Pub Date: June 1st, 2003
ISBN: 0-7867-1178-7

A portrait of the ruler as a young pool shark.

Or at least a billiards enthusiast. “It has often been assumed,” writes English royal-watcher De-la-Noy, “that in Victorian and Edwardian England billiards was a game played exclusively by men, usually after dinner, when they could smoke as well, but Victoria learned to play billiards at Osborne, and she roped in some of her ladies to play with her after lunch.” There lies the essence of Victoria, the diminutive German who ruled over England for so much of the 19th century: she did the unexpected, and at unexpected times, pretty much as she pleased. This is a curiosity, inasmuch as it focuses not on Victoria’s decided contributions to the making and administering of the British empire and other matters of governance, but instead on her management of her own household, affairs, and time—an overlooked topic in general, and probably for good reason.
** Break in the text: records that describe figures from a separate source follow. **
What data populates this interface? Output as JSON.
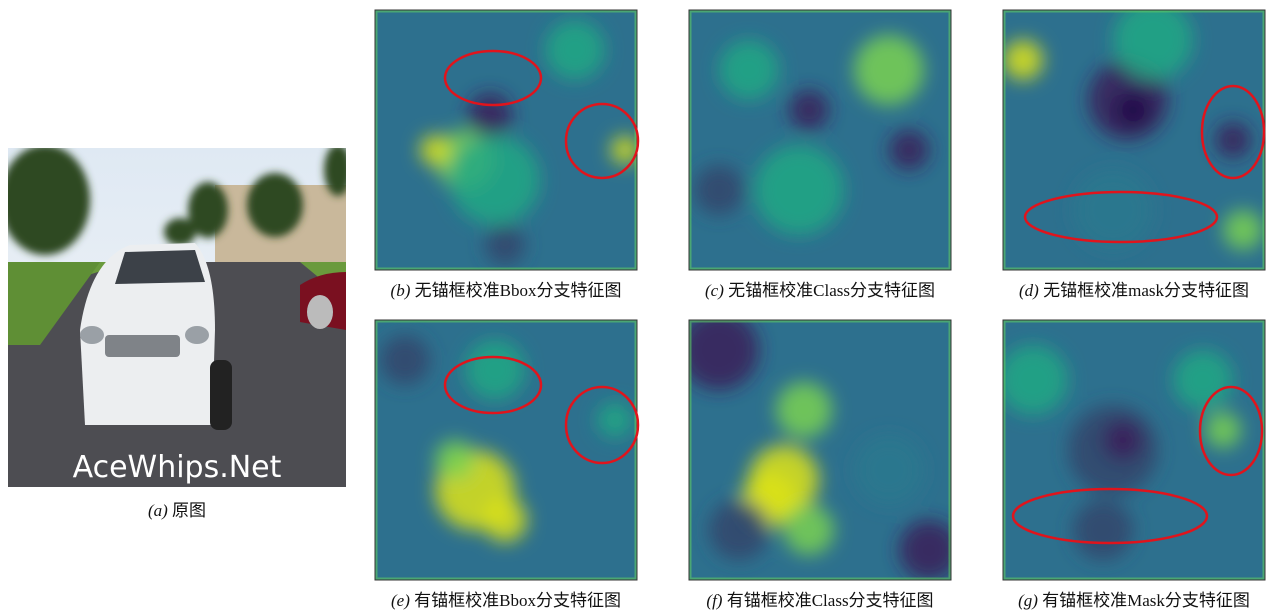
{
  "photo": {
    "watermark": "AceWhips.Net",
    "label": "(a)",
    "caption": "原图"
  },
  "panels": [
    {
      "label": "(b)",
      "caption": "无锚框校准Bbox分支特征图"
    },
    {
      "label": "(c)",
      "caption": "无锚框校准Class分支特征图"
    },
    {
      "label": "(d)",
      "caption": "无锚框校准mask分支特征图"
    },
    {
      "label": "(e)",
      "caption": "有锚框校准Bbox分支特征图"
    },
    {
      "label": "(f)",
      "caption": "有锚框校准Class分支特征图"
    },
    {
      "label": "(g)",
      "caption": "有锚框校准Mask分支特征图"
    }
  ]
}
Her training in such things came early, through what turns out to have been a rather unhappy childhood; as a teenager, she lived according to what was called the “Kensington system,” by which she was made to account for every second of the day and was allowed only meager meals of “bread and milk served in a silver bowl.” Small wonder, writes De-la-Noy, that Victoria “developed a greedy appetite as an adult.” Indeed, some of the best moments here recount vast meals the queen and her courtiers enjoyed, with groaning boards of “fowl with white sauce, good roast lamb, very good potatoes, besides one or two other dishes . . . ending with a good tarte of cranberries.” Though they left her rotund, it’s clear from De-la-Noy’s account that Victoria worked hard for those sumptuous meals, for she took an active and informed interest not only in the running of the empire but also in every minute detail of the household around her, and she seems never to have enjoyed a minute’s rest throughout her long reign.

Historians won’t find much here, but general readers with an interest in Queen Vickie will enjoy De-la-Noy’s account, however incidental.